Épisode 16 - Julianne est une jeune lectrice compulsive. En grandissant, elle découvre le livre "The memory titans of Felix Five" de l'auteur Philip K. Verve. Elle finit par l'épouser et avoir un enfant de lui qu'ils appellent Phil. Mais elle ressent avec force l'impression d'avoir des trous de mémoire. Épisode 17 - Megan poursuit son œuvre dans la petite ville, alors qu'elle est contactée par Eraser & Links, et rattrapée par Harry Lyme et Meru Marlow. Épisode 18 - Meru Marlow contacte une autre recrue de Mind MGMT : Ella, une jeune femme entretenant une relation privilégiée avec le règne animal.

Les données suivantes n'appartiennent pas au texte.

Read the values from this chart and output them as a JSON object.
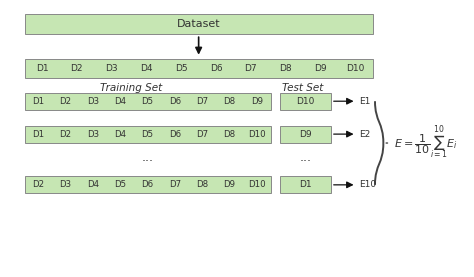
{
  "bg_color": "#ffffff",
  "box_color": "#c6e6b3",
  "box_edge_color": "#888888",
  "text_color": "#333333",
  "arrow_color": "#111111",
  "dataset_label": "Dataset",
  "dataset_row": [
    "D1",
    "D2",
    "D3",
    "D4",
    "D5",
    "D6",
    "D7",
    "D8",
    "D9",
    "D10"
  ],
  "training_label": "Training Set",
  "test_label": "Test Set",
  "rows": [
    {
      "train": [
        "D1",
        "D2",
        "D3",
        "D4",
        "D5",
        "D6",
        "D7",
        "D8",
        "D9"
      ],
      "test": "D10",
      "error": "E1"
    },
    {
      "train": [
        "D1",
        "D2",
        "D3",
        "D4",
        "D5",
        "D6",
        "D7",
        "D8",
        "D10"
      ],
      "test": "D9",
      "error": "E2"
    },
    {
      "train": [
        "D2",
        "D3",
        "D4",
        "D5",
        "D6",
        "D7",
        "D8",
        "D9",
        "D10"
      ],
      "test": "D1",
      "error": "E10"
    }
  ],
  "dots_train": "...",
  "dots_test": "...",
  "formula": "$E = \\dfrac{1}{10}\\sum_{i=1}^{10} E_i$"
}
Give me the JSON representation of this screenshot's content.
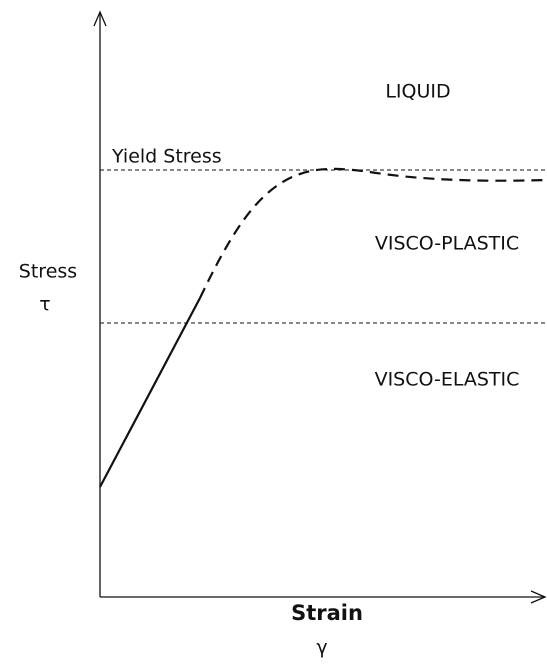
{
  "regions": {
    "top": "LIQUID",
    "middle": "VISCO-PLASTIC",
    "bottom": "VISCO-ELASTIC"
  },
  "yield_label": "Yield Stress",
  "y_axis": {
    "label": "Stress",
    "symbol": "τ"
  },
  "x_axis": {
    "label": "Strain",
    "symbol": "γ"
  }
}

Ce troisième tome ne peut être apprécié que par un lecteur ayant commencé par le début. Il s'agit d'une histoire complexe, avec de nombreux retournements de situation et de nombreux mystères, les relations entre les personnages devenant plus complexes au fur et à mesure. La trame principale de l'histoire repose sur l'existence d'une organisation secrète appelée Mind MGMT (créé par les américains), ayant recruté des individus disposant de capacités parapsychiques et les ayant entraînés dès leur plus jeune âge. En parallèle, l'Union des Républiques Socialistes Soviétiques avait développé son propre programme appelé Zéro. Suite aux agissements d'Harry Lyme, les 2 programmes ont été arrêtés et les agents formés se sont retrouvés lâchés dans la nature. Le calme apporté par cette dispersion est remis en cause par les recherches de Meru Marlow, ainsi que par une nouvelle campagne de recrutement réalisée par une femme se faisant appeler Eraser, pour un objectif inconnu.

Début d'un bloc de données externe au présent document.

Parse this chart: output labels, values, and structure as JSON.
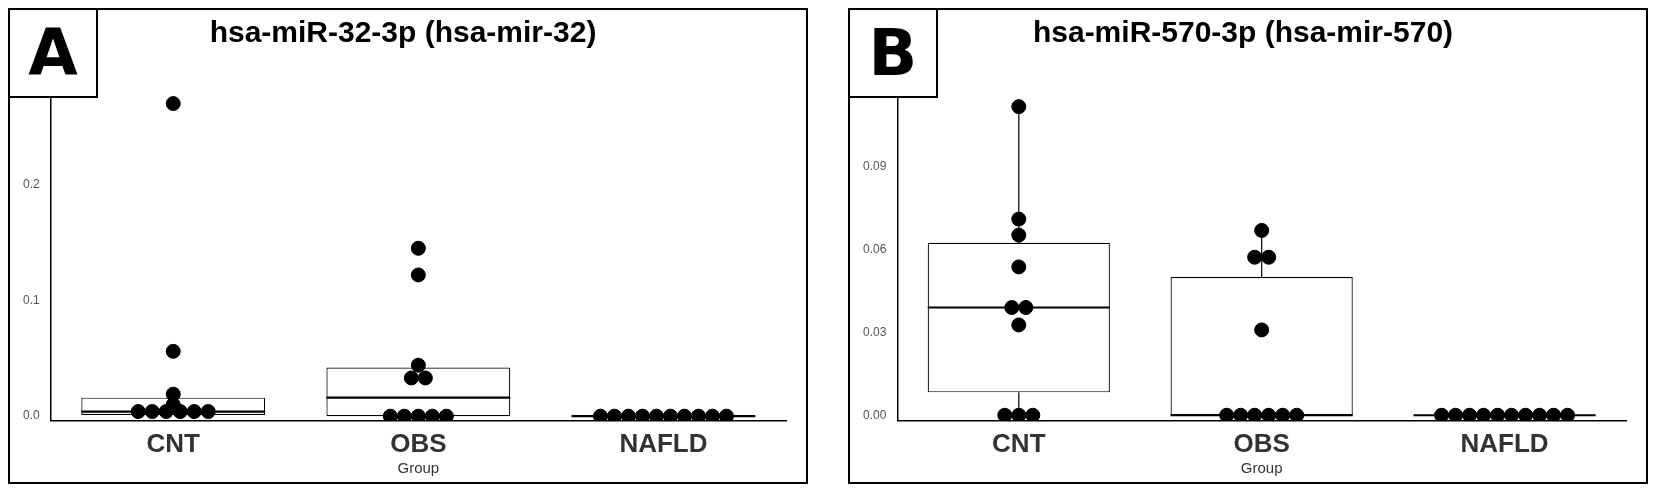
{
  "chart_data": [
    {
      "type": "box",
      "title": "hsa-miR-32-3p (hsa-mir-32)",
      "xlabel": "Group",
      "annotations": [
        "A"
      ],
      "categories": [
        "CNT",
        "OBS",
        "NAFLD"
      ],
      "ylim": [
        -0.004,
        0.28
      ],
      "yticks": [
        {
          "value": 0,
          "label": "0.0"
        },
        0.1,
        0.2
      ],
      "series": [
        {
          "type": "box",
          "color": "#000000",
          "boxes": [
            {
              "low": 0.001,
              "q1": 0.001,
              "median": 0.004,
              "q3": 0.016,
              "high": 0.019
            },
            {
              "low": 0,
              "q1": 0,
              "median": 0.016,
              "q3": 0.042,
              "high": 0.044
            },
            {
              "low": 0,
              "q1": 0,
              "median": 0,
              "q3": 0,
              "high": 0
            }
          ]
        },
        {
          "type": "scatter",
          "color": "#000000",
          "marker": "circle",
          "x": [
            "CNT",
            "CNT",
            "CNT",
            "CNT",
            "CNT",
            "CNT",
            "CNT",
            "CNT",
            "CNT",
            "CNT",
            "OBS",
            "OBS",
            "OBS",
            "OBS",
            "OBS",
            "OBS",
            "OBS",
            "OBS",
            "OBS",
            "OBS",
            "NAFLD",
            "NAFLD",
            "NAFLD",
            "NAFLD",
            "NAFLD",
            "NAFLD",
            "NAFLD",
            "NAFLD",
            "NAFLD",
            "NAFLD"
          ],
          "values": [
            0.27,
            0.056,
            0.019,
            0.01,
            0.004,
            0.004,
            0.004,
            0.004,
            0.004,
            0.004,
            0.145,
            0.122,
            0.044,
            0.033,
            0.033,
            0,
            0,
            0,
            0,
            0,
            0,
            0,
            0,
            0,
            0,
            0,
            0,
            0,
            0,
            0
          ]
        }
      ]
    },
    {
      "type": "box",
      "title": "hsa-miR-570-3p (hsa-mir-570)",
      "xlabel": "Group",
      "annotations": [
        "B"
      ],
      "categories": [
        "CNT",
        "OBS",
        "NAFLD"
      ],
      "ylim": [
        -0.002,
        0.117
      ],
      "yticks": [
        {
          "value": 0,
          "label": "0.00"
        },
        {
          "value": 0.03,
          "label": "0.03"
        },
        {
          "value": 0.06,
          "label": "0.06"
        },
        {
          "value": 0.09,
          "label": "0.09"
        }
      ],
      "series": [
        {
          "type": "box",
          "color": "#000000",
          "boxes": [
            {
              "low": 0,
              "q1": 0.0083,
              "median": 0.039,
              "q3": 0.0624,
              "high": 0.1117
            },
            {
              "low": 0,
              "q1": 0,
              "median": 0,
              "q3": 0.05,
              "high": 0.067
            },
            {
              "low": 0,
              "q1": 0,
              "median": 0,
              "q3": 0,
              "high": 0
            }
          ]
        },
        {
          "type": "scatter",
          "color": "#000000",
          "marker": "circle",
          "x": [
            "CNT",
            "CNT",
            "CNT",
            "CNT",
            "CNT",
            "CNT",
            "CNT",
            "CNT",
            "CNT",
            "CNT",
            "OBS",
            "OBS",
            "OBS",
            "OBS",
            "OBS",
            "OBS",
            "OBS",
            "OBS",
            "OBS",
            "OBS",
            "NAFLD",
            "NAFLD",
            "NAFLD",
            "NAFLD",
            "NAFLD",
            "NAFLD",
            "NAFLD",
            "NAFLD",
            "NAFLD",
            "NAFLD"
          ],
          "values": [
            0.1117,
            0.071,
            0.0652,
            0.0537,
            0.039,
            0.039,
            0.0327,
            0,
            0,
            0,
            0.0669,
            0.0572,
            0.0572,
            0.0309,
            0,
            0,
            0,
            0,
            0,
            0,
            0,
            0,
            0,
            0,
            0,
            0,
            0,
            0,
            0,
            0
          ]
        }
      ]
    }
  ]
}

Matt Kindt a organisé son histoire de telle sorte que le lecteur ne découvre les informations que par bribe et dans un ordre non chronologique. En outre, les souvenirs des personnages sont toujours sujets à caution, car ils peuvent avoir été manipulés, effacés, modifiés, complétés, soit par lors de leur période de formation dans Mind MGMT ou dans Zéro, soit par un autre agent pour une raison à découvrir. Le lecteur évolue au milieu d'un complot s'étendant au moins sur 3 générations, sans en avoir une image globale. La paranoïa est donc de rigueur, ainsi qu'un sens critique affuté pour de pas se laisser embobiner, et un sens ludique en éveil pour jouer à recoller les pièces, tirer les conclusions de ce qui est montré et ce qui est dit, anticiper une partie des conséquences, rétablir l'ordre chronologique, deviner les motivations d'une partie des personnages.
L'auteur a conçu la structure de son récit pour qu'elle reflète la désorientation subie par Meru Marlow et par d'autres personnages. Il joue donc sur la temporalité, en faisant apparaître des événements, là où le lecteur avait déjà supposé qu'il n'y avait pas de solution de continuité, établissant ainsi des liens de cause à effet erronés, parce que sur la base de faits partiels. Il joue également avec la forme de la narration. Il y a toujours ce message en haut de chaque page, laissant supposer que ces épisodes constituent en fait le rapport d'un agent de Mind MGMT sans qu'il soit possible de savoir lequel, ou peut-être l'un des livres rédigés par les moines archivistes. Il y a toujours des phrases dans la marge de gauche de la plupart des pages. Cette fois-ci, il s'agit d'extrait du guide de terrain des Matrioshkas (vraisemblablement celui de l'organisation Zéro), puis des extraits du livre de Philip K. Verve (hommage à Philip K. Dick, voir le premier tome), puis un retour du guide des Matrioshkas, supplantés par celui de Min MGMT, et enfin des extraits d'un facsimilé de livre pour enfant.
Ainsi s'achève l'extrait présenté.